Amalia Rodrigues · Abbey Road Recordings [2004]

Não sei, não sabe ninguém

Por que canto o fado

Neste tom magoado

De dor e de pranto

E neste tormento

Todo o sofrimento

Eu sinto que a alma

Cá dentro se acalma

Nos versos que canto



Foi deus

Que deu luz aos olhos

Perfumou as rosas

Deu oiro ao sol

E prata ao luar

Foi deus

Que me pôs no peito

Um rosário de penas

Que vou desfiando

E choro a cantar

E pôs as estrelas no céu

E fez o espaço sem fim

Deu o luto as andorinhas

Ai, e deu-me esta voz a mim



Se canto

Não sei o que canto

Misto de ventura

Saudade, ternura

E talvez amor

Mas sei que cantando

Sinto o mesmo quando

Se tem um desgosto

E o pranto no rosto

Nos deixa melhor



Foi deus

Que deu voz ao vento

Luz ao firmamento

E deu o azul às ondas do mar

Foi deus

Que me pôs no peito

Um rosário de penas

Que vou desfiando

E choro a cantar

Fez poeta o rouxinol

Pôs no campo o alecrim

Deu as flores à primavera

Ai!, e deu-me esta voz a mim.

Foi Deus

Amalia Rodrigues' 'Foi Deus' stands as a poignant testament to the enduring power of Fado, a genre rooted in the melancholic rhythms of Lisbon.
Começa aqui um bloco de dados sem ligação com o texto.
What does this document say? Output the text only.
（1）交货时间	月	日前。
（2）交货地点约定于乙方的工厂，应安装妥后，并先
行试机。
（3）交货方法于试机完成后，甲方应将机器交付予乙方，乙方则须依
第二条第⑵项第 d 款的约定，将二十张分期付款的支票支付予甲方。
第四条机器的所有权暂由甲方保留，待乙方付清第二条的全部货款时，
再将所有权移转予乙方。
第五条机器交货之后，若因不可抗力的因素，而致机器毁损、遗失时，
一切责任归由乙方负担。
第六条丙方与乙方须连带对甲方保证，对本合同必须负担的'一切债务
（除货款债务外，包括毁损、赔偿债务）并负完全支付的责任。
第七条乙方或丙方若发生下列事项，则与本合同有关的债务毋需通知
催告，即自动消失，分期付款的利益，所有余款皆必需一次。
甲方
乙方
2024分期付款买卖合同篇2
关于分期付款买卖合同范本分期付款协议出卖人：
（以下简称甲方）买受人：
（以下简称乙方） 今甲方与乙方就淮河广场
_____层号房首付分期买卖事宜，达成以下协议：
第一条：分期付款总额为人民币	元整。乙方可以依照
Recorded for the 2004 compilation 'Abbey Road Recordings,' this track captures the essence of her late-career artistry, blending traditional vocal techniques with a refined, intimate delivery. The song reflects the deep emotional resonance characteristic of Fado, exploring themes of fate and divine intervention through its evocative melody and Rodrigues' signature phrasing. As a key component of her extensive discography, the recording highlights her ability to convey profound narrative depth without relying on explicit lyrical exposition, allowing the music itself to tell the story of resilience and spiritual acceptance.